Towards Zero-Shot Differential Morphing Attack Detection with Multimodal Large Language Models

TL;DR

This work tackles differential morphing attack detection (D-MAD) in biometric security by leveraging multimodal large language models (LLMs). It proposes a framework using ChatGPT-4o and Gemini with Chain-of-Thought prompts to produce both a binary decision and natural-language explanations when comparing pairs of facial images. A novel morphing dataset with 54 subjects and three morph types (LMA, MIPGAN-2, PIPE) supports a structured evaluation protocol across 150 image-pairs, with three independent inferences per pair and OR-fusion for final decisions, assessed via MACER, BPCER, and HTER. Key findings show ChatGPT-4o generally achieves higher detection accuracy than Gemini—especially against GAN-based morphs—while Gemini offers more consistent explanations; results underscore the potential of multimodal LLMs for D-MAD but also the need for grounded, calibrated, and possibly human-in-the-loop systems for robust deployment.

Abstract

Leveraging the power of multimodal large language models (LLMs) offers a promising approach to enhancing the accuracy and interpretability of morphing attack detection (MAD), especially in real-world biometric applications. This work introduces the use of LLMs for differential morphing attack detection (D-MAD). To the best of our knowledge, this is the first study to employ multimodal LLMs to D-MAD using real biometric data. To effectively utilize these models, we design Chain-of-Thought (CoT)-based prompts to reduce failure-to-answer rates and enhance the reasoning behind decisions. Our contributions include: (1) the first application of multimodal LLMs for D-MAD using real data subjects, (2) CoT-based prompt engineering to improve response reliability and explainability, (3) comprehensive qualitative and quantitative benchmarking of LLM performance using data from 54 individuals captured in passport enrollment scenarios, and (4) comparative analysis of two multimodal LLMs: ChatGPT-4o and Gemini providing insights into their morphing attack detection accuracy and decision transparency.
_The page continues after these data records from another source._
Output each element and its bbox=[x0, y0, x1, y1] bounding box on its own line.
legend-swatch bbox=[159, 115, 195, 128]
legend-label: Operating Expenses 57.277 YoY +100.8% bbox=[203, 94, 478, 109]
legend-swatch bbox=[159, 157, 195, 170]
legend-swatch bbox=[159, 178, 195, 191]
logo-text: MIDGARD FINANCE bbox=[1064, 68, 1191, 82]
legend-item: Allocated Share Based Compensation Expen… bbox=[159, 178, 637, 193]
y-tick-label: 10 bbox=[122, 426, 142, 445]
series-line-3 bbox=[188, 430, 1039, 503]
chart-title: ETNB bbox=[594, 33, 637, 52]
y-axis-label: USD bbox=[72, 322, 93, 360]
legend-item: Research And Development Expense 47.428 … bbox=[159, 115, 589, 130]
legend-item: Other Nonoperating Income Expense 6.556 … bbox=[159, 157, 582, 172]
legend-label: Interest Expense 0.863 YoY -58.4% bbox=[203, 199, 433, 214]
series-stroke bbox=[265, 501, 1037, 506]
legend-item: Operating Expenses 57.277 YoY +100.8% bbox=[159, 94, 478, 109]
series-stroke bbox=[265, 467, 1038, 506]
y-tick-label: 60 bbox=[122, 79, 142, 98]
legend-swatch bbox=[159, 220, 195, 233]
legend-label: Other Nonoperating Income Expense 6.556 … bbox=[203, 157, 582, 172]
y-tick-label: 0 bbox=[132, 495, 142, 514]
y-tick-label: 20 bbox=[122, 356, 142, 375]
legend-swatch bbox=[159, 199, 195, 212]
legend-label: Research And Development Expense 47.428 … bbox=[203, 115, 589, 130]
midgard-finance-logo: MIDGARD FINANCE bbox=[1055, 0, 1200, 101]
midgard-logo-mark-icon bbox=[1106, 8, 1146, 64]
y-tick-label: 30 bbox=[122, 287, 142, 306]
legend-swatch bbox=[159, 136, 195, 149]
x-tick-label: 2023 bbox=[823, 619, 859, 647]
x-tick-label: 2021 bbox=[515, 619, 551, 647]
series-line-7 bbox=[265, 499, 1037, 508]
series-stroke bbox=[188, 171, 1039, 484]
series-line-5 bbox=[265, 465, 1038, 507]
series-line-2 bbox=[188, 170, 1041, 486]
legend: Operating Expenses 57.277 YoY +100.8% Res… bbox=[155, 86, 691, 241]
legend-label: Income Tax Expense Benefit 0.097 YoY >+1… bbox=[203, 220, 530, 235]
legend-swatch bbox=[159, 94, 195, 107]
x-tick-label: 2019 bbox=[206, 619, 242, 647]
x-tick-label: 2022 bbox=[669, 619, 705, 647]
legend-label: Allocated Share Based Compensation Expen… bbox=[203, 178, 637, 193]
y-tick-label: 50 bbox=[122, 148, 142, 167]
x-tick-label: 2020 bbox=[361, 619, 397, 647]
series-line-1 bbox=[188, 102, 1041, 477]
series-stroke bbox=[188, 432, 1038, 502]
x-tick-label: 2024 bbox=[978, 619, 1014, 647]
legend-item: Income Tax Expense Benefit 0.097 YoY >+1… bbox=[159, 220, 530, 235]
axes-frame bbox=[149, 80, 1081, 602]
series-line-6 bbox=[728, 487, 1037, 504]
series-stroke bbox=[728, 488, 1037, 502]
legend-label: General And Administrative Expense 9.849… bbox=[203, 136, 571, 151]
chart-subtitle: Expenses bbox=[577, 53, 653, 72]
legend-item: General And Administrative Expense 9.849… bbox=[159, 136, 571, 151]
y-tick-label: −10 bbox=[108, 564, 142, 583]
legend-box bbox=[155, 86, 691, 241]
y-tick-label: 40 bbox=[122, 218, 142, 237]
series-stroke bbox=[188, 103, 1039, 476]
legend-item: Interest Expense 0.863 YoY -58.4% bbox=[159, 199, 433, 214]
Experimental results show that ChatGPT-4o outperforms Gemini in detection accuracy, especially against GAN-based morphs, though both models struggle under challenging conditions. While Gemini offers more consistent explanations, ChatGPT-4o is more resilient but prone to a higher failure-to-answer rate.

Paper Structure

This paper contains 11 sections, 4 figures, 5 tables.

Figures (4)

  • Figure 1: In a typical D-MAD scenario, facial images captured from a passport and an Automated Border Control (ABC) gate are used to extract facial features. These features are compared and analyzed to detect any signs of morphing.
  • Figure 2: Block diagram of the proposed D-MAD framework using multimodal Large Language Models (LLMs). The model receives a pair of facial images along with carefully designed prompts. These prompts guide the LLM to perform the detection task using a Chain-of-Thought (CoT) reasoning approach by providing structured visual and textual clues.
  • Figure 3: Example facial images corresponding to bona fide and three types of morphing employed in this work.
  • Figure 4: Kernel Density Estimate (KDE) plots illustrating the distribution of vulnerability scores for bona fide and morphed image comparisons. Results from ChatGPT-4o are shown in subfigures (a–c), and the corresponding plots for Gemini are depicted in subfigures (d–f).